La Sala Segunda en lo Criminal y Correccional rechazó los recursos de casación presentados por las defensas y dejó firme la sentencia dictada en febrero de 2025.
Las condenas
Con la resolución del máximo tribunal provincial, quedaron confirmadas las siguientes penas:
- Rubén Ponce y Julio Rivero fueron condenados como coautores de privación ilegítima de la libertad agravada por abuso funcional, en concurso ideal con lesiones leves agravadas por haber sido cometidas por integrantes de una fuerza de seguridad en abuso de sus funciones.
- Andrea Rojas, quien estaba al frente del operativo, fue condenada por privación ilegítima de la libertad agravada por abuso funcional, al considerar la Justicia que convalidó el procedimiento ilegal y no evitó las agresiones.
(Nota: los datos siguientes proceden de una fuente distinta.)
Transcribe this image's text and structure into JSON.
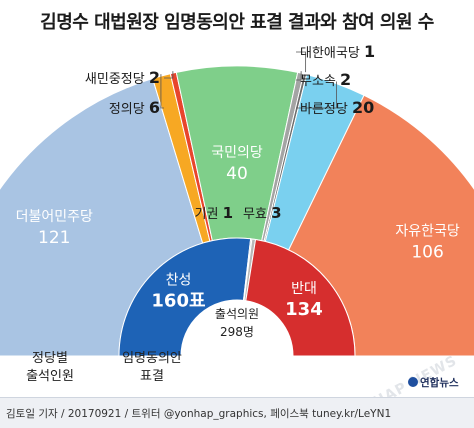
{
  "title": "김명수 대법원장 임명동의안 표결 결과와 참여 의원 수",
  "chart_data": [
    {
      "type": "pie",
      "subtype": "semicircle",
      "caption_lines": [
        "정당별",
        "출석인원"
      ],
      "slices": [
        {
          "label": "더불어민주당",
          "value": 121,
          "color": "#a9c4e3"
        },
        {
          "label": "정의당",
          "value": 6,
          "color": "#f7a823"
        },
        {
          "label": "새민중정당",
          "value": 2,
          "color": "#e8452c"
        },
        {
          "label": "국민의당",
          "value": 40,
          "color": "#7fcf8a"
        },
        {
          "label": "무소속",
          "value": 2,
          "color": "#a4a4a4"
        },
        {
          "label": "대한애국당",
          "value": 1,
          "color": "#6c6c6c"
        },
        {
          "label": "바른정당",
          "value": 20,
          "color": "#7ad0ef"
        },
        {
          "label": "자유한국당",
          "value": 106,
          "color": "#f2825a"
        }
      ]
    },
    {
      "type": "pie",
      "subtype": "semicircle",
      "caption_lines": [
        "임명동의안",
        "표결"
      ],
      "center_label": "출석의원",
      "total_label": "298명",
      "slices": [
        {
          "label": "찬성",
          "value": 160,
          "display": "160표",
          "color": "#1e63b6"
        },
        {
          "label": "기권",
          "value": 1,
          "display": "1",
          "color": "#8a8a8a"
        },
        {
          "label": "무효",
          "value": 3,
          "display": "3",
          "color": "#b8b8b8"
        },
        {
          "label": "반대",
          "value": 134,
          "display": "134",
          "color": "#d62e2e"
        }
      ]
    }
  ],
  "footer": {
    "credit": "김토일 기자 / 20170921 / 트위터 @yonhap_graphics, 페이스북 tuney.kr/LeYN1",
    "logo": "연합뉴스",
    "watermark": "YONHAP NEWS"
  }
}
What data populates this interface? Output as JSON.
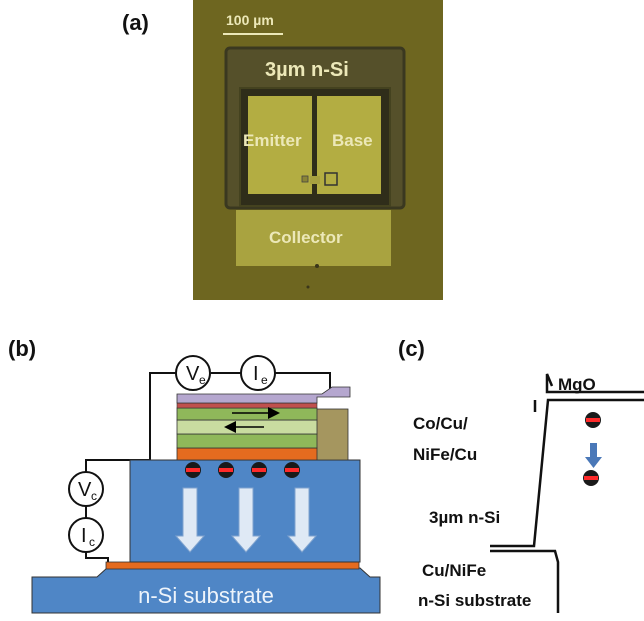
{
  "panel_a": {
    "label": "(a)",
    "scale_bar": "100 µm",
    "mesa": "3µm n-Si",
    "emitter": "Emitter",
    "base": "Base",
    "collector": "Collector"
  },
  "panel_b": {
    "label": "(b)",
    "ve": "V",
    "ve_sub": "e",
    "ie": "I",
    "ie_sub": "e",
    "vc": "V",
    "vc_sub": "c",
    "ic": "I",
    "ic_sub": "c",
    "substrate": "n-Si substrate",
    "colors": {
      "silicon": "#4f86c6",
      "copper": "#e56b1f",
      "green_light": "#c9dca0",
      "green_mid": "#8fb85a",
      "top_layer": "#b5a7cf",
      "electrode": "#a5965f",
      "arrow": "#dfe9f5"
    }
  },
  "panel_c": {
    "label": "(c)",
    "mgo": "MgO",
    "layer1_line1": "Co/Cu/",
    "layer1_line2": "NiFe/Cu",
    "silicon": "3µm n-Si",
    "cu_nife": "Cu/NiFe",
    "substrate": "n-Si substrate"
  }
}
Los tres recibieron una pena de tres años de prisión de ejecución condicional y seis años de inhabilitación especial para ejercer funciones públicas y policiales.
Un procedimiento declarado ilegal
Durante el juicio se acreditó que Emanuel Agudo regresaba caminando a su domicilio luego de asistir al gimnasio cuando fue interceptado por los efectivos.
Según la sentencia, no existía ningún motivo objetivo que justificara su identificación o demora. En ese contexto, fue reducido mediante el uso de la fuerza, golpeado y trasladado ilegalmente.
Un fallo que marca un precedente
En su resolución, el Superior Tribunal sostuvo que el accionar policial fue arbitrario y contrario a derecho, remarcando que los efectivos debían extremar los cuidados al advertir que se trataba de una persona con discapacidad.
Además, el fallo señaló que la actuación vulneró derechos fundamentales y constituyó un claro caso de violencia institucional.
Con esta decisión, la condena quedó firme y el STJ reafirmó que los abusos cometidos por integrantes de las fuerzas de seguridad en el ejercicio de sus funciones deben ser investigados y sancionados conforme a la ley.